Warum kaufst du?

EMS-Mediamarketing

Stell dir selbst einmal die Frage: Was war deine letzte große Anschaffung? Also so etwas in der Art, wie ein Smartphone, eine Uhr, ein Tablet, einen Fernseher, einen tollen Urlaub oder so etwas.

Und nun beantworte bitte ehrlich die Frage, warum du es dir gekauft hast. Nein im Ernst und ganz ehrlich! Warum hast du das gekauft?
Weil es dringend notwendig war? Um ein defektes Vorgängerteil unbedingt zu ersetzen, oder aus einem anderen sachlichen Grund?

Ich wette, dass du bei den meisten dieser Anschaffungen sagen kannst, dass es eher eine Bauch-, als eine Kopfeintscheidung war.

Kopfentscheidungen kaufen eher solche Dinge wie Versicherungen. Dafür brauchen wir keinen Bauch. Das sind rein notwendige Entscheidungen.

Du wirst jeden Tag ausgetrickst

Aber auch die kleinen Dinge des täglichen Lebens kaufen wir oft, weil unser Gefühl es uns sagt.
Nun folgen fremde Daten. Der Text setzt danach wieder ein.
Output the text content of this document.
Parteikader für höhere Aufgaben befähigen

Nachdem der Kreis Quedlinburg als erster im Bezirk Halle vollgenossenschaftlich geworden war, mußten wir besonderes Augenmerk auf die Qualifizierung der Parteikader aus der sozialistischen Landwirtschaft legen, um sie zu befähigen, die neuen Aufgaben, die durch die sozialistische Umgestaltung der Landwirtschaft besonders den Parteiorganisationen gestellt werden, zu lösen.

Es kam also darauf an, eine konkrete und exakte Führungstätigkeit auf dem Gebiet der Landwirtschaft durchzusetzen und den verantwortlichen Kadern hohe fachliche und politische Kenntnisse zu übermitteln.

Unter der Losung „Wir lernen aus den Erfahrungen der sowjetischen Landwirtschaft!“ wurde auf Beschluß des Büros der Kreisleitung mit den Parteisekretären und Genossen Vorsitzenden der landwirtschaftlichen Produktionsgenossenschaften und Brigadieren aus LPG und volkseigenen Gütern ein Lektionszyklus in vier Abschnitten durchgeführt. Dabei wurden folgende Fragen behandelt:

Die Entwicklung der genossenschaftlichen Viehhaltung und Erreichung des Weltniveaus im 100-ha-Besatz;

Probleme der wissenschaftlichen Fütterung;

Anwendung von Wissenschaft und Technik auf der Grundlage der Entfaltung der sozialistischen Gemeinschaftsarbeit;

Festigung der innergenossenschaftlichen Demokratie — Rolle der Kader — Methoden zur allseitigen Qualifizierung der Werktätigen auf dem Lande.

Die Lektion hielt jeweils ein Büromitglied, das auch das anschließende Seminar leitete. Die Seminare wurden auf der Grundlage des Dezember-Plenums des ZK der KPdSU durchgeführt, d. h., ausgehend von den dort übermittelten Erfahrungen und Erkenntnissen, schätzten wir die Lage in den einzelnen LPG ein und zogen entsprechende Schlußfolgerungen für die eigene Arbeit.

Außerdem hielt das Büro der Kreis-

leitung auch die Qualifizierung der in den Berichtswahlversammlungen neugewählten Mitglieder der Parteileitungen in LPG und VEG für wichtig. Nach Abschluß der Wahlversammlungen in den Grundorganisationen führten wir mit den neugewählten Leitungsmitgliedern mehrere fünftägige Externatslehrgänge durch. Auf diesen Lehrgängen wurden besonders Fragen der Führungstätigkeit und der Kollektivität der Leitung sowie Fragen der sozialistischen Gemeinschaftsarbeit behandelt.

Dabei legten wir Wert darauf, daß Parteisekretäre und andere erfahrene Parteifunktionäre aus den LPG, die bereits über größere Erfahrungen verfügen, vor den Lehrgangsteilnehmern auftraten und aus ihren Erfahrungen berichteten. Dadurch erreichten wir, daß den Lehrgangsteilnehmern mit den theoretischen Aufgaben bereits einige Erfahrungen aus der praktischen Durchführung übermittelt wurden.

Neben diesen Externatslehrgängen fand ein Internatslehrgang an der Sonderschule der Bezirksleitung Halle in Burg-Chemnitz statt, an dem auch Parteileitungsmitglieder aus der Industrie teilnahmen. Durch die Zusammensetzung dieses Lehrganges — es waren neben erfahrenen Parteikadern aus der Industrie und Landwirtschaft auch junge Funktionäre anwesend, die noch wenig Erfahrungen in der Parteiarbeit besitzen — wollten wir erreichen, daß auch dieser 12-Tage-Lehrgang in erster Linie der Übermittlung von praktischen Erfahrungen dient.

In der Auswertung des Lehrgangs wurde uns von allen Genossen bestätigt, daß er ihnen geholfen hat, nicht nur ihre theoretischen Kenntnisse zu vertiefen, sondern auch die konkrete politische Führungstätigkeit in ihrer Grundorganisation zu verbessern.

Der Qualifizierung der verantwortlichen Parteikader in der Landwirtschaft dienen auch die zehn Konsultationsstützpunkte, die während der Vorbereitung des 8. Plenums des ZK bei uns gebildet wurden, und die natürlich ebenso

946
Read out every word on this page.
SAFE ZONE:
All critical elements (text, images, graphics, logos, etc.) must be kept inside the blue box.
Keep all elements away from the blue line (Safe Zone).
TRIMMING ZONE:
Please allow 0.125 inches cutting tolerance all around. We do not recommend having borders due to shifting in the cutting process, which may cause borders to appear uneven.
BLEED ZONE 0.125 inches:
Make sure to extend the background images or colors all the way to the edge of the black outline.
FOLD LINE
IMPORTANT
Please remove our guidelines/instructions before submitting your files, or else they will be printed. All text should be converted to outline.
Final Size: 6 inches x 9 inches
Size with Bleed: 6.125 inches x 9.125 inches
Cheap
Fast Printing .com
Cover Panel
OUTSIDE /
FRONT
Brot und Brötchen sind hier sehr gute Beispiele.

Denkst du wirklich, dass es technisch nicht möglich wäre, dass der Geruch von frisch Gebackenem nicht in den Verkaufsraum eines Supermarktes zieht?

Oder, dass es aus Platzgründen unmöglich wäre, dass der Backautomat nicht im Lager stehen könnte, anstatt mitten im Laden?

Der Trick ist so einfach, wie genial! Die Supermärkte nutzen dabei gleich zwei unserer Sinne, um eine Kaufentscheidung aus dem Bauch zu treffen: Das Riechen und das Sehen.
Bauch an Gehirn: “Nimm das mit! Das will ich!”. Gehirn an Bauch: “Okay!”.
Zack, landet es im Korb. Piep, bezahlt. Plan erfolgreich.

Lasse deine Kunden kosten

Zugegeben, im Online-Marketing hast du es etwas schwieriger, als der Käseverkäufer auf dem Markt. Der weiß, dass er mit seiner Kostprobe sogar noch den Geschmackssinn der Kunden erreicht und damit den potentiellen Käufer nahezu wachsweich in der Hand hat. Der Kilopreis des Käses wird dann schnell zur Nebensache.

Und du kannst das auch! Versuche deinen Kunden bei deinem Content-Marketing auch immer wieder deine Produkte zu zeigen.
Nicht als Werbung! Sondern, um ihren Sehsinn anzusprechen. Fühlen, riechen, hören und schmecken scheiden erst einmal aus, wenn du ein Bild bei Instagram postest.

Aber glaube mir, das Gehirn setzt automatisch die Dinge zusammen.
Wir hören Knistern, wenn wir ein Feuer sehen. Wir riechen Holz, wenn wir jemanden sägen sehen, usw.


Und wer das nicht glaubt, der soll sich bitte jetzt auch nicht vorstellen, dass ich gerade eine schöne gelbe Zitrone mit einem Messer zerteile und ich – während der Saft in Tropfen auf meine Hand träufelt – herzhaft in die Zitrone hineinbeiße und sie genieße…

Nutze die Sinne mit Bildern

Eines der absoluten Erfolgsgeheimnisse von Instagram ist die Tatsache, dass wir Menschen in Bildern denken. Immer. Wir sprechen in Bildern, wir fühlen in Bildern, ja wir träumen sogar in Bildern.
Bilder verwurzeln sich in unserem Gehirn um ein Vielfaches stärker, als Gesagtes oder Geschriebenes.

Und wie heißt es so schön: Ein Bild sagt mehr als tausend Worte!